Objectives: We analysed the long-term outcomes of mitral valve (MV) repair in children and compared the repairs for both congenital and acquired lesions. Methods: A review of 634 children (≤18 years) who underwent MV repair between 1992 and 2011 (excluding patients with complete atrioventricular septal defects, single ventricle and atrioventricular discordance). Mean age was 9.6 years (6 weeks to 18 years). Associated cardiac anomalies present in 473 patients (74.6%). Congenital mitral lesions were found in 270 (42.6%) patients compared to the acquired aetiology in 364 (57.4%) patients (mainly rheumatic; 329 patients, 90.4%). Mitral regurgitation (MR) was predominant in 606 (95.6%) patients and 544 (85.8%) of these showed ≥3+ MR. Modified techniques of MV reconstructions were used. Results: Early mortality was 2.2% (14 patients). Mean follow-up was 55.1 months (1–239.6 months; 84.7% complete). Late mortality was 3.6% (23 patients) and survival at 10 and 15 years was 91.2% and 85.8%, respectively. There was no significant difference in 10-year survival between repair of the congenital (97.9%) and acquired lesions (87.2%) (P = 0.177).
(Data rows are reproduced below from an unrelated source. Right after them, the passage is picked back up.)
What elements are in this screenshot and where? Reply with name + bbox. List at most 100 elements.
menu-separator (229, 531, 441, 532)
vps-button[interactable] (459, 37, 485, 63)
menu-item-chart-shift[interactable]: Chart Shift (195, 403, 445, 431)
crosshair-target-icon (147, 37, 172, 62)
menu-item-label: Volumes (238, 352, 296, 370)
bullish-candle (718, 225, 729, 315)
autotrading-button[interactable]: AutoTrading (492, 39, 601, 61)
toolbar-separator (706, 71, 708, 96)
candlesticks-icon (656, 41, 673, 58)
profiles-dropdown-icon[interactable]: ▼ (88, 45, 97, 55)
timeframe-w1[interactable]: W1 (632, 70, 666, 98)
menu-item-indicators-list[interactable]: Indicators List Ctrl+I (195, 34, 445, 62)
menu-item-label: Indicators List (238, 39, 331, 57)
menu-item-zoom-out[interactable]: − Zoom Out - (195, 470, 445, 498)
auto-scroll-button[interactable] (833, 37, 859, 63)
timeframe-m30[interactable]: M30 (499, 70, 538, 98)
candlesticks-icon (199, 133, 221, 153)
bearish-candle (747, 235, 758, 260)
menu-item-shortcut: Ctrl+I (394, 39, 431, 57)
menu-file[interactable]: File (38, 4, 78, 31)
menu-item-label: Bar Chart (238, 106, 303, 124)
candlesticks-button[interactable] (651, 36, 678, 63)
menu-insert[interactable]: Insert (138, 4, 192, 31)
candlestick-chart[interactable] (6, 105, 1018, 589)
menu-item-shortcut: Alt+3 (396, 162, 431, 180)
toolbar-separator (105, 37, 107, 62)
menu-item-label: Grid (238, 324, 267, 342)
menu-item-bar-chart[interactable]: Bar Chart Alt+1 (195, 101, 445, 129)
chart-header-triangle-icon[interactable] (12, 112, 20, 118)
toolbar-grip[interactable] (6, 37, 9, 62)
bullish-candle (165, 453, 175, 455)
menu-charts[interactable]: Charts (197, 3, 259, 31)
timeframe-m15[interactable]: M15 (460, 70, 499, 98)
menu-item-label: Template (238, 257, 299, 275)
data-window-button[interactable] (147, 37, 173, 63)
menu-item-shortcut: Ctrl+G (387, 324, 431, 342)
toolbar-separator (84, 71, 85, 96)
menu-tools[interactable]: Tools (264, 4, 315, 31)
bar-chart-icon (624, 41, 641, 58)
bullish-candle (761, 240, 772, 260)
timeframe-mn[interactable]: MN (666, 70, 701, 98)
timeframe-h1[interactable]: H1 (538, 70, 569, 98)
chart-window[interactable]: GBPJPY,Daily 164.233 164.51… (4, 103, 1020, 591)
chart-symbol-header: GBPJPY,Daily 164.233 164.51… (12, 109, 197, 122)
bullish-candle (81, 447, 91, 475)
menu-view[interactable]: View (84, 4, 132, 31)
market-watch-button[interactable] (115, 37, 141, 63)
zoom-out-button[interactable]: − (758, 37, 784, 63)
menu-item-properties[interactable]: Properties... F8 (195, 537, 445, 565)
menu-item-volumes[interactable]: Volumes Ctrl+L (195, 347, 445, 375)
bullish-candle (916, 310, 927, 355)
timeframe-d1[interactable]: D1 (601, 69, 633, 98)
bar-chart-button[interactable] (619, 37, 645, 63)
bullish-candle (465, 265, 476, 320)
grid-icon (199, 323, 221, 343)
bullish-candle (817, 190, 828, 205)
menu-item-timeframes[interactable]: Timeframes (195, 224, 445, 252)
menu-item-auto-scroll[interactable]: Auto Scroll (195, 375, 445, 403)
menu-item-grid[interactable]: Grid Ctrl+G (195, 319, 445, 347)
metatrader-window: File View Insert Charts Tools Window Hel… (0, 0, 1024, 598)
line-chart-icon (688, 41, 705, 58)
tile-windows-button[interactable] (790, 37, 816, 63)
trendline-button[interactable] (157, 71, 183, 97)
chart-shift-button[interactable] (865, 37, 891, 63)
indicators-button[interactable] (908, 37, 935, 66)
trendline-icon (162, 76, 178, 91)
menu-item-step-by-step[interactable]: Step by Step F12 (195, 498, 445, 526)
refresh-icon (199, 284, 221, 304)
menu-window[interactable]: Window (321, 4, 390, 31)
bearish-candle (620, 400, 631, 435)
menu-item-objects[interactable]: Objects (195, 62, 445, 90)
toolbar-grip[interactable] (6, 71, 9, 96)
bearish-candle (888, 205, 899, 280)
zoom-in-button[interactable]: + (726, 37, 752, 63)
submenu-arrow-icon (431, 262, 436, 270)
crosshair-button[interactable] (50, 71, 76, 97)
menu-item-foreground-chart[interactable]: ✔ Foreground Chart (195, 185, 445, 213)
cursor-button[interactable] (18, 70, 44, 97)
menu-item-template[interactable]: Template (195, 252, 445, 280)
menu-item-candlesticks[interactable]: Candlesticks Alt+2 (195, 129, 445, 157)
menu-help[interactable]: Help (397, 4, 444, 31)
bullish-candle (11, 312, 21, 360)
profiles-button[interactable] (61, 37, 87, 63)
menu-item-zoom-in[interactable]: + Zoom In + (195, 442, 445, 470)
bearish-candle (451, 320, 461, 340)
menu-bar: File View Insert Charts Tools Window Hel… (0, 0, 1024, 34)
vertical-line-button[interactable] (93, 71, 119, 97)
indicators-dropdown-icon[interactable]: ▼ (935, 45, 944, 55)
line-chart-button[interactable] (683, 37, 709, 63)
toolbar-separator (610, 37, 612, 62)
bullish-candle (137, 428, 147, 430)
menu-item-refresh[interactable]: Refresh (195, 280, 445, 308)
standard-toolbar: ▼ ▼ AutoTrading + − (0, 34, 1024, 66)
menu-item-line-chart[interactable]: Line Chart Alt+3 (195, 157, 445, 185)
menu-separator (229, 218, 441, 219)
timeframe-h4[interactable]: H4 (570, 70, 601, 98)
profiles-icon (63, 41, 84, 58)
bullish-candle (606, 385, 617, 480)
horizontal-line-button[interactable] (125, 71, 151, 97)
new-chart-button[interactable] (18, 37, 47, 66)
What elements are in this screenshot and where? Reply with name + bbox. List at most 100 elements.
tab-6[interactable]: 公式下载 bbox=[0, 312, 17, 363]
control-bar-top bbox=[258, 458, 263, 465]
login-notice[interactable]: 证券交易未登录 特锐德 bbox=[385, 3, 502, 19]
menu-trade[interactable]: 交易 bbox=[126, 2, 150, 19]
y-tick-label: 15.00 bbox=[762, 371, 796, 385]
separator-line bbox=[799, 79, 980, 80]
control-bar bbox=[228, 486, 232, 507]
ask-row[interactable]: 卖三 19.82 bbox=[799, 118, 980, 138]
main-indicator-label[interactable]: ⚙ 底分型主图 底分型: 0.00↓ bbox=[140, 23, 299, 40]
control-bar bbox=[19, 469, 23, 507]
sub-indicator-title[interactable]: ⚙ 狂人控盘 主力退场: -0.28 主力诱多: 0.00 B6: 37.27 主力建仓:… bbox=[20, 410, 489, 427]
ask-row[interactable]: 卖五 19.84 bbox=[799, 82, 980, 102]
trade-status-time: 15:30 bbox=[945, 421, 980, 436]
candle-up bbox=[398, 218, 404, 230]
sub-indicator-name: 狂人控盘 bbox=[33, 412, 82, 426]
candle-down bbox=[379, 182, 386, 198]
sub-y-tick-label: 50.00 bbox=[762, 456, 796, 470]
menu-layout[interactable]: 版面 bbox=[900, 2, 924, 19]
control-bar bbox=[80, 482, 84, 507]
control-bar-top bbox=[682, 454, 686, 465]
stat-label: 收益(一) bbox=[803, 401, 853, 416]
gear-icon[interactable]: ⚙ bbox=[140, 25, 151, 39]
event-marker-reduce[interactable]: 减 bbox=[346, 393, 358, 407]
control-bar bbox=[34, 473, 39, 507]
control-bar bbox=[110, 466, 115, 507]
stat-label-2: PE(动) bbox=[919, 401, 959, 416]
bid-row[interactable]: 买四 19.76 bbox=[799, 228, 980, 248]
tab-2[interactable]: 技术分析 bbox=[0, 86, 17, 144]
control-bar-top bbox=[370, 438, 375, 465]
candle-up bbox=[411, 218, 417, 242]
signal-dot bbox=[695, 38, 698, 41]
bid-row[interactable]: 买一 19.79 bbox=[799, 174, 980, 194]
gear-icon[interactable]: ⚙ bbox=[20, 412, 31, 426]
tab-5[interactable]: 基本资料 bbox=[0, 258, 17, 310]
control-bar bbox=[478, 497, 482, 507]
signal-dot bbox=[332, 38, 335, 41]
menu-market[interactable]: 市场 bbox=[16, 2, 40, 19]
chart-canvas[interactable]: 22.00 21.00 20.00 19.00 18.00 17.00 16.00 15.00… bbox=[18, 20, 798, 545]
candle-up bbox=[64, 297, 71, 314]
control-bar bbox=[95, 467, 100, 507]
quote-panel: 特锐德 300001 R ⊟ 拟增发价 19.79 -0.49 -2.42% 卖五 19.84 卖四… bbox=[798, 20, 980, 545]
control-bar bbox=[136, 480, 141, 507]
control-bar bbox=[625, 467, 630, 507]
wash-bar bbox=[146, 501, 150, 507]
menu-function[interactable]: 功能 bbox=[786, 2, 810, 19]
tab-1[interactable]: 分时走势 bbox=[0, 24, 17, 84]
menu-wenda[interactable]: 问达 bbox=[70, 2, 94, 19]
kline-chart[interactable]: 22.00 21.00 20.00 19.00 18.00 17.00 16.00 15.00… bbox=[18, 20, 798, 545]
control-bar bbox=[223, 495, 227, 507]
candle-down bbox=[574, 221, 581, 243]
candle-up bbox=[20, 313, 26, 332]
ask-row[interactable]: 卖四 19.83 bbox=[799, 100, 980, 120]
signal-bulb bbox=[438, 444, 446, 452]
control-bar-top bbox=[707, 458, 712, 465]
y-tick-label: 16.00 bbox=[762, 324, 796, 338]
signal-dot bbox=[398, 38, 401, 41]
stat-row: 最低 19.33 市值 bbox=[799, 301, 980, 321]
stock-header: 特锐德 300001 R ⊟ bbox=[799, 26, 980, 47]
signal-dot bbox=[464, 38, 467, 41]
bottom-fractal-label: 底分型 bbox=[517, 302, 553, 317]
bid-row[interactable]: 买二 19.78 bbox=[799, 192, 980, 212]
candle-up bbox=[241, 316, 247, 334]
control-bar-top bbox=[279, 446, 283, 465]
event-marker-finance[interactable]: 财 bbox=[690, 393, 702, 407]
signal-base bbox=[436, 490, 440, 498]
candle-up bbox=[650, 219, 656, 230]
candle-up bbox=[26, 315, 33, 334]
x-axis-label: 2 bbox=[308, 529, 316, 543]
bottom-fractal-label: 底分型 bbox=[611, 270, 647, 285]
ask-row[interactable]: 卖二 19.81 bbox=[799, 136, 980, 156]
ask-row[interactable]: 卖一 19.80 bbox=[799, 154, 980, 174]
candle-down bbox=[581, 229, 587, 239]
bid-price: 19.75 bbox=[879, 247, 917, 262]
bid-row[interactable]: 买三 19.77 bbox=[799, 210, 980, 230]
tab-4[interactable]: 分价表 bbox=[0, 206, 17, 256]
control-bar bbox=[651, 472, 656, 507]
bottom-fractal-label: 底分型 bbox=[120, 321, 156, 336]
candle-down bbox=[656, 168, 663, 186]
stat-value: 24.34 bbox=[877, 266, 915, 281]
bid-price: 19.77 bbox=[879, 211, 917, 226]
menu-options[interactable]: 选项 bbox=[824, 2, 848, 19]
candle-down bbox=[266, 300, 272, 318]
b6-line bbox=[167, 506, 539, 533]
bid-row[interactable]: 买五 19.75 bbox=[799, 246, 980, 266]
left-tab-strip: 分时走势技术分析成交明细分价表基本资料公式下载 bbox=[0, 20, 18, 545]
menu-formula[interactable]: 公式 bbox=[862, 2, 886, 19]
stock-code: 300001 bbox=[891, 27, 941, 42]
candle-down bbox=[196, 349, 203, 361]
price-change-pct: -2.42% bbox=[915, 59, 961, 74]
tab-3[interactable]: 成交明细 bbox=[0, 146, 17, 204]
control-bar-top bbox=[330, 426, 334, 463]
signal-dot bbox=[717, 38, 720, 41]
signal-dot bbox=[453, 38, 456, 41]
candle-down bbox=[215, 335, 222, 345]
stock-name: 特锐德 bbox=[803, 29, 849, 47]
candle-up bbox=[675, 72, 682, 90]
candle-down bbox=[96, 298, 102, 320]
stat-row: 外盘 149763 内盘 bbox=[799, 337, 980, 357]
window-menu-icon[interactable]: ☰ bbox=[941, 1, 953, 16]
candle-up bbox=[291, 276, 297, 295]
Freedom from re-operation after MV repair for the entire population was 79.4% at 10 years [no significant difference (P = 0.171) between the congenital (80.3%) and acquired lesions (78.5%)]. Fifty-six patients (8.8%) had reoperation. Mixed MV lesions, commissural fusions and residual MR (≥2+) were the predictors of valve failure and reoperation. All survivors remain in NYHA class 1 and none had thromboembolism or pacemaker insertion. Conclusion: MV repair can be successfully applied to both congenital and acquired MV disease in children. Modifications of standard repair techniques and avoidance of residual MR have improved survival and durability.